Method	Endpoint	Access	Description
GET	/api/blogs/	Public	Get all published blogs
GET	/api/blogs/get-blog/:id	Public / Owner	Get single blog post
GET	/api/blogs/myblogs	Authenticated	Get all blogs of logged-in user (including drafts)
POST	/api/blogs/create-blog	Authenticated	Create a new blog post
PUT	/api/blogs/update-blog/:id	Authenticated	Update your own blog post
DELETE	/api/blogs/delete-blog/:id	Authenticated	Delete your own blog post

---

🧠 Blog States

• draft – Blog is visible only to the owner.
• published – Blog is visible to everyone via /api/blogs/.

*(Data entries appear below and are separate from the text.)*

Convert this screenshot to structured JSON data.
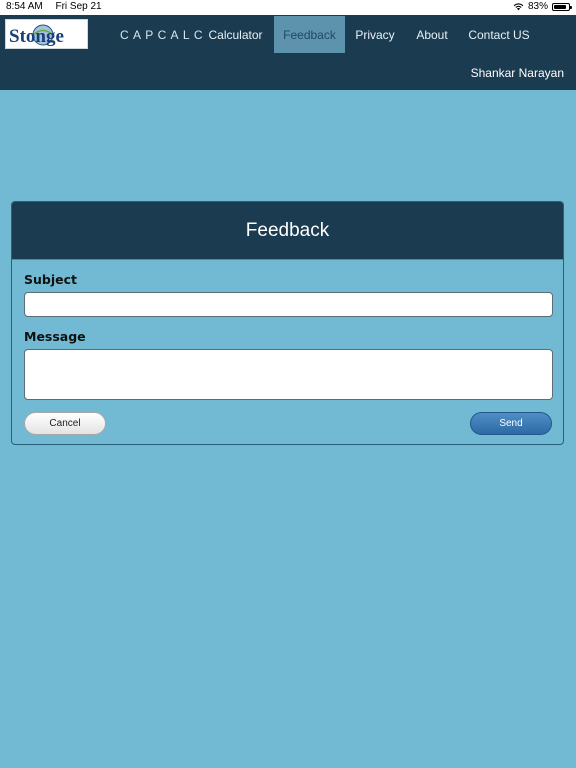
{
  "status_bar": {
    "time": "8:54 AM",
    "date": "Fri Sep 21",
    "battery_percent": "83%",
    "battery_level": 0.83,
    "wifi_icon": "wifi-icon",
    "battery_icon": "battery-icon"
  },
  "header": {
    "logo_text": "Stonge",
    "brand": "CAPCALC",
    "nav": [
      {
        "label": "Calculator",
        "active": false
      },
      {
        "label": "Feedback",
        "active": true
      },
      {
        "label": "Privacy",
        "active": false
      },
      {
        "label": "About",
        "active": false
      },
      {
        "label": "Contact US",
        "active": false
      }
    ],
    "user_name": "Shankar Narayan"
  },
  "feedback_form": {
    "title": "Feedback",
    "subject_label": "Subject",
    "subject_value": "",
    "message_label": "Message",
    "message_value": "",
    "cancel_label": "Cancel",
    "send_label": "Send"
  },
  "colors": {
    "page_background": "#72bad3",
    "header_background": "#1b3b50",
    "active_nav": "#5e93ad",
    "send_button": "#3a7bb8"
  }
}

Example logic for restricted access:

// Allow only the owner to view drafts
if (blog.state !== "published" && blog.author._id.toString() !== req.userId) {
  return res.status(404).json({ success: false, message: "Blog not found" });
}

---

⚙️ Installation & Setup

1. Clone Repository

   git clone https://github.com/yourusername/blog-api.git
   cd blog-api

2. Install Dependencies

   npm install

3. Create a .env File

   Create a .env file in the root directory and add the following:

   PORT=8000
   MONGO_URI=your_mongodb_atlas_uri
   JWT_SECRET=your_secret_key
   NODE_ENV=development

4. Run the Server

   npm run dev

   The server will run on:

   👉 http://localhost:8000

🧪 Testing API with Postman

1. Register a User

   • Endpoint: POST /api/auth/signup
   • Description: Creates a new user account.

2. Login

   • Endpoint: POST /api/auth/signin
   • Description: Authenticates a user and returns a cookie token.

3. Protected Routes

   Use the token from login to access protected routes, such as:

   • Create Blog: POST /api/blogs/create-blog
   • View My Blogs: GET /api/blogs/myblogs

🔒 Security Considerations

• Token Storage: Tokens are stored as HTTP-only cookies.
• CSRF Protection: sameSite: "Strict" is used to mitigate CSRF attacks.
• Password Security: Passwords are hashed using bcrypt.
• Environment Variables: All sensitive data is stored in environment variables.
• Token Expiry: Tokens expire after 1 hour.

📝 Example Blog Document

{
  "_id": "68e13eaa016be52b1349990c",
  "title": "Beginner’s Guide to Docker",
  "description": "Understanding Docker containers and why they are essential for modern development.",
  "author": "68e13ce9016be52b13499905",
  "state": "published",
  "read_count": 10,
  "tags": ["docker", "devops", "containers"],
  "body": "Docker allows developers to package applications into containers...",
  "timestamp": "2025-10-04T10:30:00Z",
  "reading_time": 1
}

👨‍💻 Author

Henry Anomah Yeboah

🏁 License

This project is licensed under the MIT License – feel free to use, modify, and distribute.